2025- Fitreyi ramazan ayı girmeden önce vermek caiz değildir. Farz ihtiyat gereği ramazan ayı içinde de verilmemelidir. Fakat ramazandan önce veya ramazan ayı içinde fakire borç verir ve üzerine fitre farz olduktan sonra alacağını fitre karşılığı olarak sayarsa, sakıncası yoktur.
2026- Fitre olarak verilen malın toprak veya başka bir cinsle karışmış olmaması, karışacak olursa da dikkat çekmeyecek derecede az olması gerekir. Eğer bu miktardan çok karışırsa, fitre olarak verilmesi gereken malın ağırlığı toplam üç kilogram olacak şekilde olursa, sahih olur. Ancak örneğin, üç kiloluk buğdayın içine bir kaç kilo toprak karışır ve onu temizlemek para harcamaya yahut haddinden fazla uğraşmaya ihtiyaç duyarsa, onun fitre olarak verilmesi caiz değildir.
2027- Bir kimse, kusurlu bir şeyi fitre olarak verirse, yeterli olmaz.
2028- Birkaç kişinin fitresini vermekle yükümlü olan kimsenin, fitrelerin hepsini bir cinsten vermesi gerekmez; bazılarının fitresini buğday, diğer bazılarınınkini ise arpa olarak verirse yeterlidir.
2029- Bayram namazı kılan kimse, farz ihtiyat gereği fitresini bayram namazından önce vermelidir. Ama bayram namazı kılmayan kimse, fitreyi öğleye kadar geciktirebilir.

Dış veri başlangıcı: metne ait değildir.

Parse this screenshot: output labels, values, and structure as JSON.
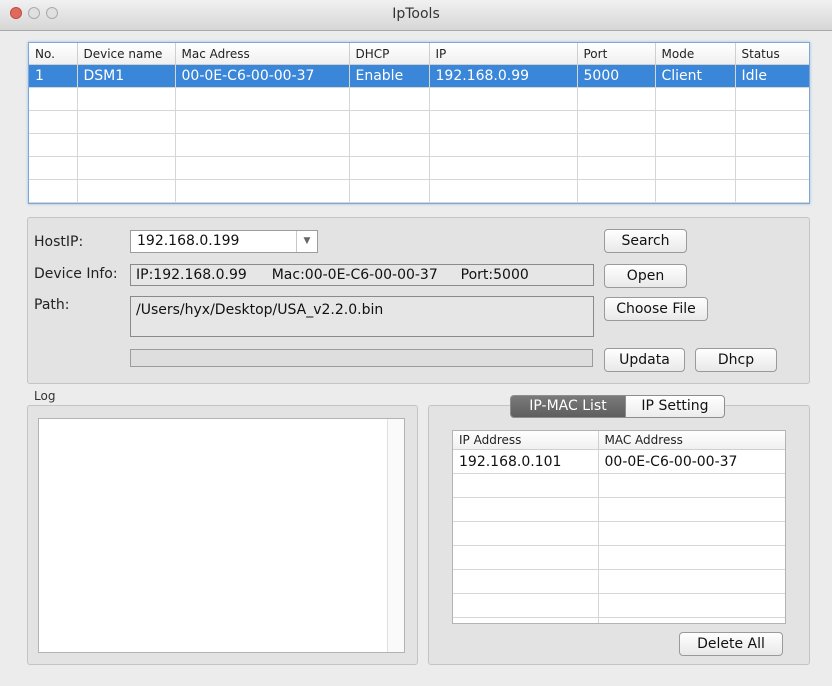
{
  "window": {
    "title": "IpTools"
  },
  "device_table": {
    "columns": [
      "No.",
      "Device name",
      "Mac Adress",
      "DHCP",
      "IP",
      "Port",
      "Mode",
      "Status"
    ],
    "rows": [
      [
        "1",
        "DSM1",
        "00-0E-C6-00-00-37",
        "Enable",
        "192.168.0.99",
        "5000",
        "Client",
        "Idle"
      ]
    ]
  },
  "settings": {
    "hostip_label": "HostIP:",
    "hostip_value": "192.168.0.199",
    "device_info_label": "Device Info:",
    "device_info_ip": "IP:192.168.0.99",
    "device_info_mac": "Mac:00-0E-C6-00-00-37",
    "device_info_port": "Port:5000",
    "path_label": "Path:",
    "path_value": "/Users/hyx/Desktop/USA_v2.2.0.bin",
    "search_label": "Search",
    "open_label": "Open",
    "choose_file_label": "Choose File",
    "updata_label": "Updata",
    "dhcp_label": "Dhcp"
  },
  "log": {
    "title": "Log"
  },
  "tabs": {
    "ip_mac_list": "IP-MAC List",
    "ip_setting": "IP Setting"
  },
  "mac_table": {
    "columns": [
      "IP Address",
      "MAC Address"
    ],
    "rows": [
      [
        "192.168.0.101",
        "00-0E-C6-00-00-37"
      ]
    ]
  },
  "delete_all_label": "Delete All"
}
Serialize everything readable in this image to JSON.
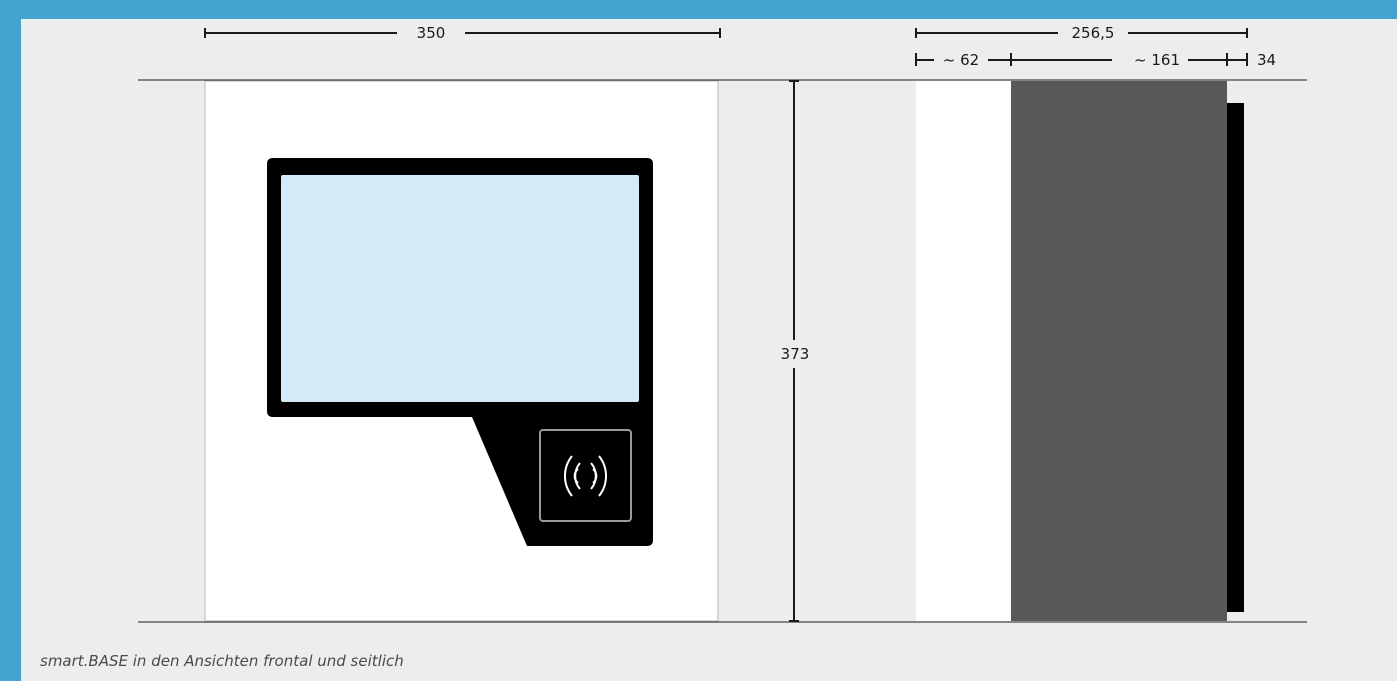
{
  "dimensions": {
    "front_width": "350",
    "height": "373",
    "side_total": "256,5",
    "side_front": "~ 62",
    "side_body": "~ 161",
    "side_back": "34"
  },
  "caption": "smart.BASE in den Ansichten frontal und seitlich",
  "icons": {
    "nfc": "nfc-contactless-icon"
  },
  "colors": {
    "frame": "#43a4d0",
    "panel": "#eceeed",
    "housing_front": "#ffffff",
    "device_bezel": "#000000",
    "screen": "#d4eaf8",
    "side_body": "#58585a",
    "side_back": "#000000",
    "nfc_outline": "#9a9a9a"
  }
}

2030- Fitre niyetiyle malından bir miktarını ayırır ve bayram günü öğleye kadar müstahak olan kimseye de ulaş-tırmazsa, farz ihtiyat gereği onu fakire verdiğinde, [yeniden] fitre niyeti ederek vermelidir.
2031- Fitre zekâtı farz olduğu zaman fitreyi vermez ve sonradan vermek amacıyla da ayırıp bir kenara koymazsa, farz ihtiyat gereği verirken, eda ve kaza olduğuna niyet etmeksizin onu vermelidir.

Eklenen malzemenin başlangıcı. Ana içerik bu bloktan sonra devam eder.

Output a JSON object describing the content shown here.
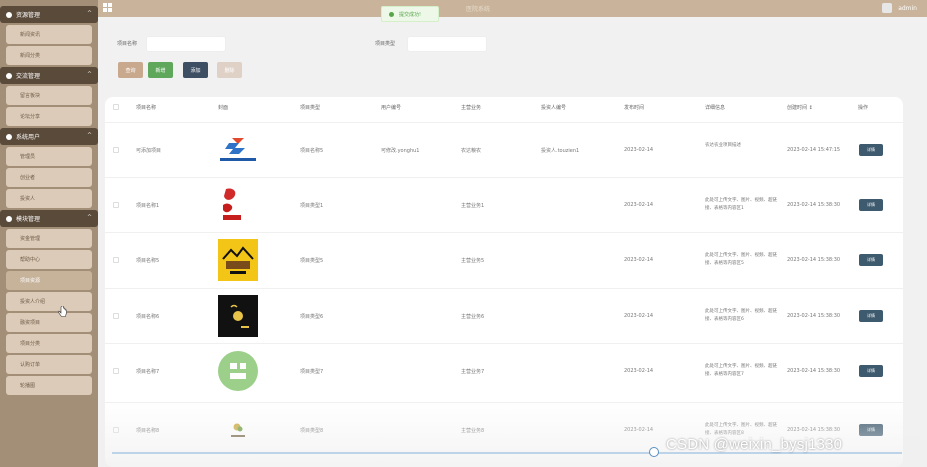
{
  "topbar": {
    "site_title": "医院系统",
    "admin": "admin"
  },
  "toast": {
    "text": "提交成功!"
  },
  "sidebar": {
    "groups": [
      {
        "label": "资源管理"
      },
      {
        "label": "交流管理"
      },
      {
        "label": "系统用户"
      },
      {
        "label": "模块管理"
      }
    ],
    "items": [
      {
        "label": "新闻资讯"
      },
      {
        "label": "新闻分类"
      },
      {
        "label": "留言板块"
      },
      {
        "label": "论坛分享"
      },
      {
        "label": "管理员"
      },
      {
        "label": "创业者"
      },
      {
        "label": "投资人"
      },
      {
        "label": "资金管理"
      },
      {
        "label": "帮助中心"
      },
      {
        "label": "项目资源"
      },
      {
        "label": "投资人介绍"
      },
      {
        "label": "融资项目"
      },
      {
        "label": "项目分类"
      },
      {
        "label": "认购订单"
      },
      {
        "label": "轮播图"
      }
    ]
  },
  "search": {
    "label_name": "项目名称",
    "label_type": "项目类型",
    "btn_query": "查询",
    "btn_add": "新增",
    "btn_add2": "添加",
    "btn_delete": "删除"
  },
  "table": {
    "headers": [
      "项目名称",
      "封面",
      "项目类型",
      "用户编号",
      "主营业务",
      "投资人编号",
      "发布时间",
      "详细信息",
      "创建时间 ↕",
      "操作"
    ],
    "detail_label": "详情",
    "rows": [
      {
        "name": "可添加项目",
        "cover": "logo-blue",
        "type": "项目名称5",
        "user": "可修改.yonghu1",
        "business": "农达粮农",
        "investor": "投资人.touzien1",
        "date": "2023-02-14",
        "remark": "农达农业项目描述",
        "created": "2023-02-14 15:47:15"
      },
      {
        "name": "项目名称1",
        "cover": "logo-red",
        "type": "项目类型1",
        "user": "",
        "business": "主营业务1",
        "investor": "",
        "date": "2023-02-14",
        "remark": "此处可上传文字、图片、视频、超链接、表格等内容区1",
        "created": "2023-02-14 15:38:30"
      },
      {
        "name": "项目名称5",
        "cover": "logo-yellow",
        "type": "项目类型5",
        "user": "",
        "business": "主营业务5",
        "investor": "",
        "date": "2023-02-14",
        "remark": "此处可上传文字、图片、视频、超链接、表格等内容区5",
        "created": "2023-02-14 15:38:30"
      },
      {
        "name": "项目名称6",
        "cover": "logo-black",
        "type": "项目类型6",
        "user": "",
        "business": "主营业务6",
        "investor": "",
        "date": "2023-02-14",
        "remark": "此处可上传文字、图片、视频、超链接、表格等内容区6",
        "created": "2023-02-14 15:38:30"
      },
      {
        "name": "项目名称7",
        "cover": "logo-green",
        "type": "项目类型7",
        "user": "",
        "business": "主营业务7",
        "investor": "",
        "date": "2023-02-14",
        "remark": "此处可上传文字、图片、视频、超链接、表格等内容区7",
        "created": "2023-02-14 15:38:30"
      },
      {
        "name": "项目名称8",
        "cover": "logo-small",
        "type": "项目类型8",
        "user": "",
        "business": "主营业务8",
        "investor": "",
        "date": "2023-02-14",
        "remark": "此处可上传文字、图片、视频、超链接、表格等内容区8",
        "created": "2023-02-14 15:38:30"
      }
    ]
  },
  "watermark": "CSDN @weixin_bysj1330",
  "colors": {
    "topbar": "#c9b39a",
    "sidebar": "#a38f78",
    "sidebar_group": "#5a4a3a",
    "detail_btn": "#3e5a6e"
  }
}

2032- Bir kimse, fitre olarak ayırdığı malı kendisine alıp, yerine başka bir şeyi koyamaz.
2033- Değeri fitreden fazla bir mala sahip olan kimsenin fitre vermeyip, bu malın bir kısmının fitre olmasını niyet etmesi sakıncalıdır.
2034- Fitre zekâtı olarak ayrılan mal zâyi olunca, ba-kılır: Eğer müstahak olan bir fakire ulaşma imkânı olduğu hâlde fitreyi geciktirmişse, değer olarak onun bedelini ver-melidir. Fakat fakire ulaşma imkânı olmazsa, üzerine yeniden fitre lazım gelmez. Ancak onu korumada kusuru olursa, tekrar fitre vermesi gerekir.

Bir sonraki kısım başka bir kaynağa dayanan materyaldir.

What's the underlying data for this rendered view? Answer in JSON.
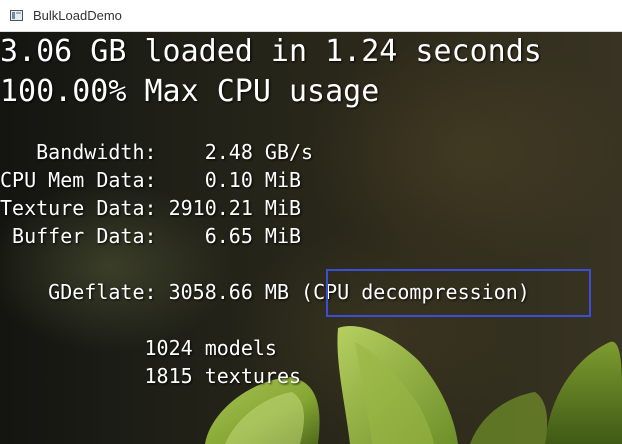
{
  "window": {
    "title": "BulkLoadDemo",
    "icon": "app-window-icon"
  },
  "hud": {
    "headline_loaded": "3.06 GB loaded in 1.24 seconds",
    "headline_cpu": "100.00% Max CPU usage",
    "stats": {
      "bandwidth": "   Bandwidth:    2.48 GB/s",
      "cpu_mem_data": "CPU Mem Data:    0.10 MiB",
      "texture_data": "Texture Data: 2910.21 MiB",
      "buffer_data": " Buffer Data:    6.65 MiB"
    },
    "gdeflate": {
      "label_value": "    GDeflate: 3058.66 MB ",
      "mode": "(CPU decompression)"
    },
    "counts": {
      "models": "            1024 models",
      "textures": "            1815 textures"
    }
  },
  "colors": {
    "highlight_border": "#3b4fd6",
    "text": "#ffffff",
    "leaf_green": "#8fae3a"
  }
}
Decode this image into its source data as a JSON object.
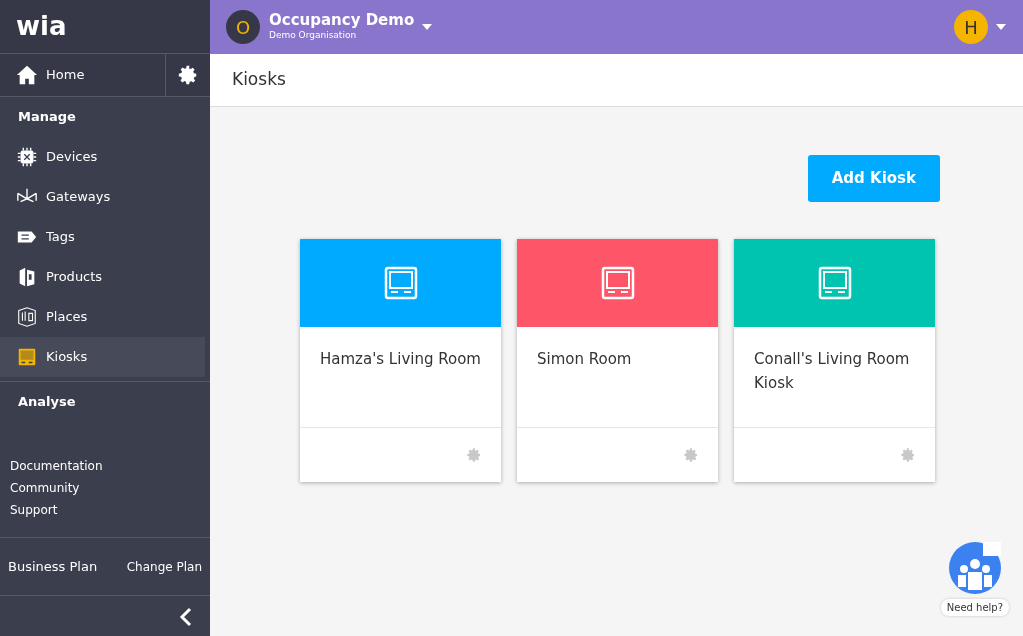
{
  "sidebar": {
    "logo": "wia",
    "home": "Home",
    "sections": [
      {
        "title": "Manage",
        "items": [
          {
            "label": "Devices",
            "selected": false
          },
          {
            "label": "Gateways",
            "selected": false
          },
          {
            "label": "Tags",
            "selected": false
          },
          {
            "label": "Products",
            "selected": false
          },
          {
            "label": "Places",
            "selected": false
          },
          {
            "label": "Kiosks",
            "selected": true
          }
        ]
      },
      {
        "title": "Analyse"
      }
    ],
    "links": [
      "Documentation",
      "Community",
      "Support"
    ],
    "plan": "Business Plan",
    "change_plan": "Change Plan"
  },
  "topbar": {
    "org_initial": "O",
    "space": "Occupancy Demo",
    "organisation": "Demo Organisation",
    "user_initial": "H"
  },
  "page_title": "Kiosks",
  "add_button": "Add Kiosk",
  "kiosks": [
    {
      "name": "Hamza's Living Room",
      "color": "#00aaff"
    },
    {
      "name": "Simon Room",
      "color": "#ff5568"
    },
    {
      "name": "Conall's Living Room Kiosk",
      "color": "#00c4b0"
    }
  ],
  "help": "Need help?"
}
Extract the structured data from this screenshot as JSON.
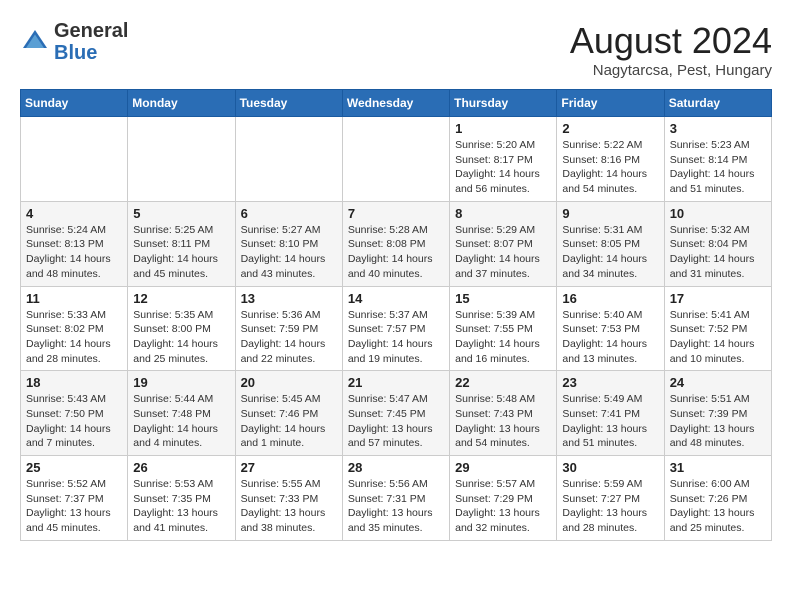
{
  "header": {
    "logo_general": "General",
    "logo_blue": "Blue",
    "month_title": "August 2024",
    "location": "Nagytarcsa, Pest, Hungary"
  },
  "weekdays": [
    "Sunday",
    "Monday",
    "Tuesday",
    "Wednesday",
    "Thursday",
    "Friday",
    "Saturday"
  ],
  "weeks": [
    [
      {
        "day": "",
        "info": ""
      },
      {
        "day": "",
        "info": ""
      },
      {
        "day": "",
        "info": ""
      },
      {
        "day": "",
        "info": ""
      },
      {
        "day": "1",
        "info": "Sunrise: 5:20 AM\nSunset: 8:17 PM\nDaylight: 14 hours\nand 56 minutes."
      },
      {
        "day": "2",
        "info": "Sunrise: 5:22 AM\nSunset: 8:16 PM\nDaylight: 14 hours\nand 54 minutes."
      },
      {
        "day": "3",
        "info": "Sunrise: 5:23 AM\nSunset: 8:14 PM\nDaylight: 14 hours\nand 51 minutes."
      }
    ],
    [
      {
        "day": "4",
        "info": "Sunrise: 5:24 AM\nSunset: 8:13 PM\nDaylight: 14 hours\nand 48 minutes."
      },
      {
        "day": "5",
        "info": "Sunrise: 5:25 AM\nSunset: 8:11 PM\nDaylight: 14 hours\nand 45 minutes."
      },
      {
        "day": "6",
        "info": "Sunrise: 5:27 AM\nSunset: 8:10 PM\nDaylight: 14 hours\nand 43 minutes."
      },
      {
        "day": "7",
        "info": "Sunrise: 5:28 AM\nSunset: 8:08 PM\nDaylight: 14 hours\nand 40 minutes."
      },
      {
        "day": "8",
        "info": "Sunrise: 5:29 AM\nSunset: 8:07 PM\nDaylight: 14 hours\nand 37 minutes."
      },
      {
        "day": "9",
        "info": "Sunrise: 5:31 AM\nSunset: 8:05 PM\nDaylight: 14 hours\nand 34 minutes."
      },
      {
        "day": "10",
        "info": "Sunrise: 5:32 AM\nSunset: 8:04 PM\nDaylight: 14 hours\nand 31 minutes."
      }
    ],
    [
      {
        "day": "11",
        "info": "Sunrise: 5:33 AM\nSunset: 8:02 PM\nDaylight: 14 hours\nand 28 minutes."
      },
      {
        "day": "12",
        "info": "Sunrise: 5:35 AM\nSunset: 8:00 PM\nDaylight: 14 hours\nand 25 minutes."
      },
      {
        "day": "13",
        "info": "Sunrise: 5:36 AM\nSunset: 7:59 PM\nDaylight: 14 hours\nand 22 minutes."
      },
      {
        "day": "14",
        "info": "Sunrise: 5:37 AM\nSunset: 7:57 PM\nDaylight: 14 hours\nand 19 minutes."
      },
      {
        "day": "15",
        "info": "Sunrise: 5:39 AM\nSunset: 7:55 PM\nDaylight: 14 hours\nand 16 minutes."
      },
      {
        "day": "16",
        "info": "Sunrise: 5:40 AM\nSunset: 7:53 PM\nDaylight: 14 hours\nand 13 minutes."
      },
      {
        "day": "17",
        "info": "Sunrise: 5:41 AM\nSunset: 7:52 PM\nDaylight: 14 hours\nand 10 minutes."
      }
    ],
    [
      {
        "day": "18",
        "info": "Sunrise: 5:43 AM\nSunset: 7:50 PM\nDaylight: 14 hours\nand 7 minutes."
      },
      {
        "day": "19",
        "info": "Sunrise: 5:44 AM\nSunset: 7:48 PM\nDaylight: 14 hours\nand 4 minutes."
      },
      {
        "day": "20",
        "info": "Sunrise: 5:45 AM\nSunset: 7:46 PM\nDaylight: 14 hours\nand 1 minute."
      },
      {
        "day": "21",
        "info": "Sunrise: 5:47 AM\nSunset: 7:45 PM\nDaylight: 13 hours\nand 57 minutes."
      },
      {
        "day": "22",
        "info": "Sunrise: 5:48 AM\nSunset: 7:43 PM\nDaylight: 13 hours\nand 54 minutes."
      },
      {
        "day": "23",
        "info": "Sunrise: 5:49 AM\nSunset: 7:41 PM\nDaylight: 13 hours\nand 51 minutes."
      },
      {
        "day": "24",
        "info": "Sunrise: 5:51 AM\nSunset: 7:39 PM\nDaylight: 13 hours\nand 48 minutes."
      }
    ],
    [
      {
        "day": "25",
        "info": "Sunrise: 5:52 AM\nSunset: 7:37 PM\nDaylight: 13 hours\nand 45 minutes."
      },
      {
        "day": "26",
        "info": "Sunrise: 5:53 AM\nSunset: 7:35 PM\nDaylight: 13 hours\nand 41 minutes."
      },
      {
        "day": "27",
        "info": "Sunrise: 5:55 AM\nSunset: 7:33 PM\nDaylight: 13 hours\nand 38 minutes."
      },
      {
        "day": "28",
        "info": "Sunrise: 5:56 AM\nSunset: 7:31 PM\nDaylight: 13 hours\nand 35 minutes."
      },
      {
        "day": "29",
        "info": "Sunrise: 5:57 AM\nSunset: 7:29 PM\nDaylight: 13 hours\nand 32 minutes."
      },
      {
        "day": "30",
        "info": "Sunrise: 5:59 AM\nSunset: 7:27 PM\nDaylight: 13 hours\nand 28 minutes."
      },
      {
        "day": "31",
        "info": "Sunrise: 6:00 AM\nSunset: 7:26 PM\nDaylight: 13 hours\nand 25 minutes."
      }
    ]
  ]
}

2035- Fitreyi kendi malından ayırdıktan sonra, eğer yaşamakta olduğu bölgede müstahak kimse bulunuyorsa, farz ihtiyat gereği fitreyi başka bir yere götürmemelidir. Eğer başka bir yere götürür ve sonra zâyi olursa, onun bedelini vermesi gerekir.
[1]- [Sült; buğday renginde, arpagillerden bir yiyecek maddesidir.]
[2]- [Ales; kabuğu içinde saklanan bir nevi buğdaya benzeyen yiyecek maddesidir.]
[3]- [Nisap; şeriatın bir şey için koymuş olduğu belli bir ölçü ve miktar demektir.]
[4]- [Mıskalın günümüz ölçüsüyle ilgili açıklaması, 1799. hükmün dipnotunda yer almıştır. Şu hususa da dikkat edilmesi gerekir ki her bir şer'î mıskal, borsa ölçüsü olarak bilinen mıskalın dörtte üçünden ibarettir. Bu gibi yerlerde, normal mıskal denildiğinde, altın borsasında tanınan ve ağırlığı dört buçuk gramdan biraz fazla olan ölçü birimi kastedilir.]